How do you calculate your PnL in your software?

Discussion in 'App Development' started by runtrader, Sep 29, 2016.

  1. runtrader

    runtrader

    I'm refactoring my backtesting engine in my software and adding additional functionality and thought I'd look into different methods of PnL calculation.

    I'm interested in how others calculate PnL in their trading systems. There are various methods - FIFO, LIFO and the average cost method. Wondering if anyone has any insight into which is the preferred method and why?
     
  2. Preferred method is MTM, in order to get correct daily returns. LIFO/FIFO matter only for taxes.
     
  3. In my backtester I close the positions FIFO since it's easier to program. It really doesn't matter.
    e.g. I opened a series of long EURUSD positions and now I start opening a series of shorts to close the longs. I start at the oldest and move forward in time. Mathematically it doesn't matter in the end.
     
  4. runtrader

    runtrader

    Thanks for the responses guys. The position management in my strategies cause constant scaling in and out and thus potentially many fills for an instrument.
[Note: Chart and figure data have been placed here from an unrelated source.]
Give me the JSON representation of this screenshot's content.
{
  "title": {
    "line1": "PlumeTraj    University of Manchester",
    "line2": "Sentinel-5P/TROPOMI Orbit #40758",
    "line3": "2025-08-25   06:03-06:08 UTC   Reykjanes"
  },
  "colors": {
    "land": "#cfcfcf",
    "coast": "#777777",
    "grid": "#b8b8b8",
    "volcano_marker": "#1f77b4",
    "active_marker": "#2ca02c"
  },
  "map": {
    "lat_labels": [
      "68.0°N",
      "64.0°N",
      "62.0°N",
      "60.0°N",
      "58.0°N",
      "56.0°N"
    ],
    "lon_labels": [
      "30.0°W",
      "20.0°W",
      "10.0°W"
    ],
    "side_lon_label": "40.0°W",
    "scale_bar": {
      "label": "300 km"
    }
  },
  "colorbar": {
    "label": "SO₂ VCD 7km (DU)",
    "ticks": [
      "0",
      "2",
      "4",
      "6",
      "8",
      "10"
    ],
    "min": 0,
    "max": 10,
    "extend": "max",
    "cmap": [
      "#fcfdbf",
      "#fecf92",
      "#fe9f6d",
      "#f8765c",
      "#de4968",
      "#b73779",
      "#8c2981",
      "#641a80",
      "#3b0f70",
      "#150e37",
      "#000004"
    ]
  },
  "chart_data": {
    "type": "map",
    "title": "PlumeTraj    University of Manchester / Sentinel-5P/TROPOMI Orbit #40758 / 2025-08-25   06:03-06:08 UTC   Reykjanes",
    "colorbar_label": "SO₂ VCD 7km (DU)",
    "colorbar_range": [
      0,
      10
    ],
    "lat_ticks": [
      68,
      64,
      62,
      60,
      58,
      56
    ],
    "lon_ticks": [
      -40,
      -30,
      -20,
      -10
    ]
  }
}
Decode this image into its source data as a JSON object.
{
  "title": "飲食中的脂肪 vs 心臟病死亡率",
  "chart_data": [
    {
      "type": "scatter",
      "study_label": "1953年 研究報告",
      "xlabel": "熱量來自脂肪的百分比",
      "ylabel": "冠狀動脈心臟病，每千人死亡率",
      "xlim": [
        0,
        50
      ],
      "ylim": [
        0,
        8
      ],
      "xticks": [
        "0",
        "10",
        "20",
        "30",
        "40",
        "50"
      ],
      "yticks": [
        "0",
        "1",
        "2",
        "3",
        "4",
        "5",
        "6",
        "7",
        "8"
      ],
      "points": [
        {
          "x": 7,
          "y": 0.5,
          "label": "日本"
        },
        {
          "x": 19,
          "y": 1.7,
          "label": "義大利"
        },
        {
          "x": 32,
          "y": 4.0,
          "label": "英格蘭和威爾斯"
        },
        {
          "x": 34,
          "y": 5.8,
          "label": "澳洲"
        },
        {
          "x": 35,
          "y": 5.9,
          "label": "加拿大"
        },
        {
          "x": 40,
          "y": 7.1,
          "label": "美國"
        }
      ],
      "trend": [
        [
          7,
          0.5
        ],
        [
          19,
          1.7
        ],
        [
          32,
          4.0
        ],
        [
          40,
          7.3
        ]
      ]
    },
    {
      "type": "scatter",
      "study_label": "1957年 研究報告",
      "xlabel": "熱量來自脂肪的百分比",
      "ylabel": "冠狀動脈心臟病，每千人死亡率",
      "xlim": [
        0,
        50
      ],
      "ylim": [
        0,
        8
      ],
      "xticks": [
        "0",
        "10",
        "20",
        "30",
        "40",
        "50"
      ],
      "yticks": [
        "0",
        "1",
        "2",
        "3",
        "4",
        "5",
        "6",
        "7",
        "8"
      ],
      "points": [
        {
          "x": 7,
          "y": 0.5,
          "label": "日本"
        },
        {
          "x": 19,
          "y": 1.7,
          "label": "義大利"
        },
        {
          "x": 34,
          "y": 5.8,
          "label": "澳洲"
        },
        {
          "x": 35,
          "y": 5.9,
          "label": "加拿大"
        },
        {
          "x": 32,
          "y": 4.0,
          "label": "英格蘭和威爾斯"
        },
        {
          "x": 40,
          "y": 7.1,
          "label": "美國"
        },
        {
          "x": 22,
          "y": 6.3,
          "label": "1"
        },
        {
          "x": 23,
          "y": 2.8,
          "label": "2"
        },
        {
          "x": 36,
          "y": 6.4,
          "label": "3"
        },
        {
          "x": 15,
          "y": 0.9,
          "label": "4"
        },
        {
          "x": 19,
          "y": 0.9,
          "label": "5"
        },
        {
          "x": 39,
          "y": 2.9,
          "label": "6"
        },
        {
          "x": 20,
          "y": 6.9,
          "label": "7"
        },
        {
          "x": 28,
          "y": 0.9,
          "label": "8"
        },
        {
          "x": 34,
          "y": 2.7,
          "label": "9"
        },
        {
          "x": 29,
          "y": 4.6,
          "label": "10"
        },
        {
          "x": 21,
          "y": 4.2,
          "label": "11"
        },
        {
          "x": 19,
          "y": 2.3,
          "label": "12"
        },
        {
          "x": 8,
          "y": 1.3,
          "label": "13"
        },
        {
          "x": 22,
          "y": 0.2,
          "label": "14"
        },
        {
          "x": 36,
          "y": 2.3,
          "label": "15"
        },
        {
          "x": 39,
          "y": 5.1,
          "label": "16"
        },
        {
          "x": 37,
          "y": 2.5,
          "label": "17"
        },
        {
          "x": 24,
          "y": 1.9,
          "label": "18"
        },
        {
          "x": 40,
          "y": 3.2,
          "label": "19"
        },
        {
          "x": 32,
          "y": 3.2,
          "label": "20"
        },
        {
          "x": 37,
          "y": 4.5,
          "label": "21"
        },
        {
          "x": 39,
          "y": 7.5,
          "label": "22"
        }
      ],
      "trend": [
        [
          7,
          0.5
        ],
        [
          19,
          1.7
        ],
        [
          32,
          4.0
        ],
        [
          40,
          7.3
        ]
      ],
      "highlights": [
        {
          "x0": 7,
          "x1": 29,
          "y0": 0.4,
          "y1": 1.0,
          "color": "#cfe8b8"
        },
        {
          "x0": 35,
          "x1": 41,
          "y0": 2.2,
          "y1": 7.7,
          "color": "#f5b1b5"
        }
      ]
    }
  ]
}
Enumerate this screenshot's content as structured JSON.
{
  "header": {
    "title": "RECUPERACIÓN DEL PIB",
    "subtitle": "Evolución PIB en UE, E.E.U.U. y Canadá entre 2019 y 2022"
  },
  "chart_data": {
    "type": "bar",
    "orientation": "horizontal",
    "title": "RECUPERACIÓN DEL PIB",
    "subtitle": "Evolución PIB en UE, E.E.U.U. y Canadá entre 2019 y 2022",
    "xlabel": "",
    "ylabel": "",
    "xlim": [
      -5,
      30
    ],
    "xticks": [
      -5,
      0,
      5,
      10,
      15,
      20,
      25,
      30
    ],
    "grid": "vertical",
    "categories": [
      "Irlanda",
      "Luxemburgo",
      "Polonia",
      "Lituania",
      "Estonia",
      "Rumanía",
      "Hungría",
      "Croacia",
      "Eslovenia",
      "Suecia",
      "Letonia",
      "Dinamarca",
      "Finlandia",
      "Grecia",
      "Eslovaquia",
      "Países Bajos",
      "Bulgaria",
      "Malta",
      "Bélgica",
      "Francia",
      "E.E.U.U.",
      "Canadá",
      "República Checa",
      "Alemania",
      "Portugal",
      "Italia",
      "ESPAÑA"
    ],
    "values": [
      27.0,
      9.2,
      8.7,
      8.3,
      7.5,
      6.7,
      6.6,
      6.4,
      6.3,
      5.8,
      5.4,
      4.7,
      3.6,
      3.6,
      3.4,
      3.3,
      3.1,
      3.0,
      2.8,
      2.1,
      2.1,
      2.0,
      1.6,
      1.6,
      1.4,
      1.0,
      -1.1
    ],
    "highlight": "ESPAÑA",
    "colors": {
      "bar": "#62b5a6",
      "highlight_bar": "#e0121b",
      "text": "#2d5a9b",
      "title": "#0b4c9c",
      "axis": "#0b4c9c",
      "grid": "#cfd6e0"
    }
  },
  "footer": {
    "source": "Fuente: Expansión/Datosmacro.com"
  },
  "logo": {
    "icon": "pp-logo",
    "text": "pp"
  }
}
With FIFO you have to cycle through every fill each time (unless you keep some intermediate state), but I agree mathematically it doesn't matter in the end.

    I'm using the average cost method due to simplicity and speed.

    I use this this as my test case,
    https://www.tradingtechnologies.com...tion-algorithm/understanding-pl-calculations/

    I'd be interested in hearing about any other resources where I could find similar examples that could be used for test cases.
     
  5. zupdawg

    zupdawg

    FIFO LIFO matters only if you care about realized vs unrealized P&L. I personally don't, except maybe for taxes if you're trading on a personal account.

    When you're backtrading there are other things I'd worry more about, such as whether your data incorporates all dividends, stock splits, acquisitions. And that you avoid any selection bias such as only trading companies that still exist today
     
  6. 931

    931

    Spread, comission , -interest , all factors good to have.
    Usign avg price for execution may not work on all algos well as real tickdata comes in differently.
    May be good if algo concludes its entry point based on data before last bar, then less dif under live/test.